I started reading this book the day Kurt Vonnegut passed away. I didn't know yet, of course, and it's probably too soon to write that so abrasively, but I don't think he would mind. I was reading so I would be up to speed when I would see him live in a couple of months at the Dorothy Chandler Pavilion. I was reading his latest, his last finished book, because I was interested in what he had to say.
A Man Without a Country is a fantastic essay about the everything from the sad state of the world to how to write well to how to just enjoy life (he uses the phrase, quite apropos, it probably stuck out at me because of the timing, "If I should die - God forbid -"). It's full of wit and wisdom and humor and the ultimate insight into comedy: it's not comedy, it's tragedy, but it's an escape from tragedy. I couldn't agree with him more. The funniest situations, the best comical stories, are the ones that teeter on the edge of disaster. They're also the most insightful.
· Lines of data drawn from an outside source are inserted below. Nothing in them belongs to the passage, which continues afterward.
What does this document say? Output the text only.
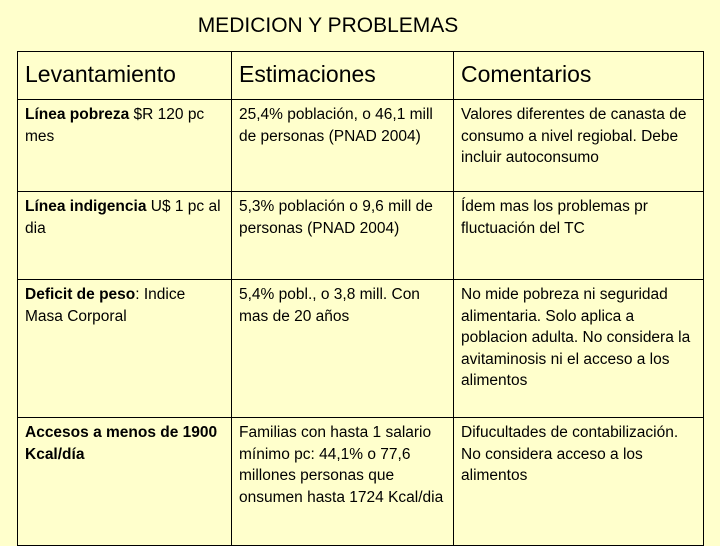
MEDICION Y PROBLEMAS
Levantamiento	Estimaciones	Comentarios
Línea pobreza $R 120 pc mes	25,4% población, o 46,1 mill de personas (PNAD 2004)	Valores diferentes de canasta de consumo a nivel regiobal. Debe incluir autoconsumo
Línea indigencia U$ 1 pc al dia	5,3% población o 9,6 mill de personas (PNAD 2004)	Ídem mas los problemas pr fluctuación del TC
Deficit de peso: Indice Masa Corporal	5,4% pobl., o 3,8 mill. Con mas de 20 años	No mide pobreza ni seguridad alimentaria. Solo aplica a poblacion adulta. No considera la avitaminosis ni el acceso a los alimentos
Accesos a menos de 1900 Kcal/día	Familias con hasta 1 salario mínimo pc: 44,1% o 77,6 millones personas que onsumen hasta 1724 Kcal/dia	Difucultades de contabilización. No considera acceso a los alimentos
That's what makes Kurt Vonnegut, and this book, so indispensable. It's so honest and witty that nearly every phrase bears repeating. Every idea he presents is solid. And, for the most part, I agree. I can see why he is a man without a country. It's his honesty, his plainness, that makes him so easy to read. You don't read his books, you are his books, you become his books, you interact with everything. It's like talking to the man himself. If he were to start a religion, I'd be hard-pressed not to ascribe. Oh wait, he did. Bokonon.
So it goes.
And so A Man Without a Country goes. It goes where many have been, where many will get to, but it goes there at its own pace, in its own way. Read it. That's all I can say. It's entertaining, it's honest, but most of all, it is the pleading of a man that can see the future. Or, maybe, as he says of Einstein and Shakespeare and the like, maybe he's just a huge plagiarist and writes down what the future tells him.
Mr. Vonnegut, you will be sorely missed.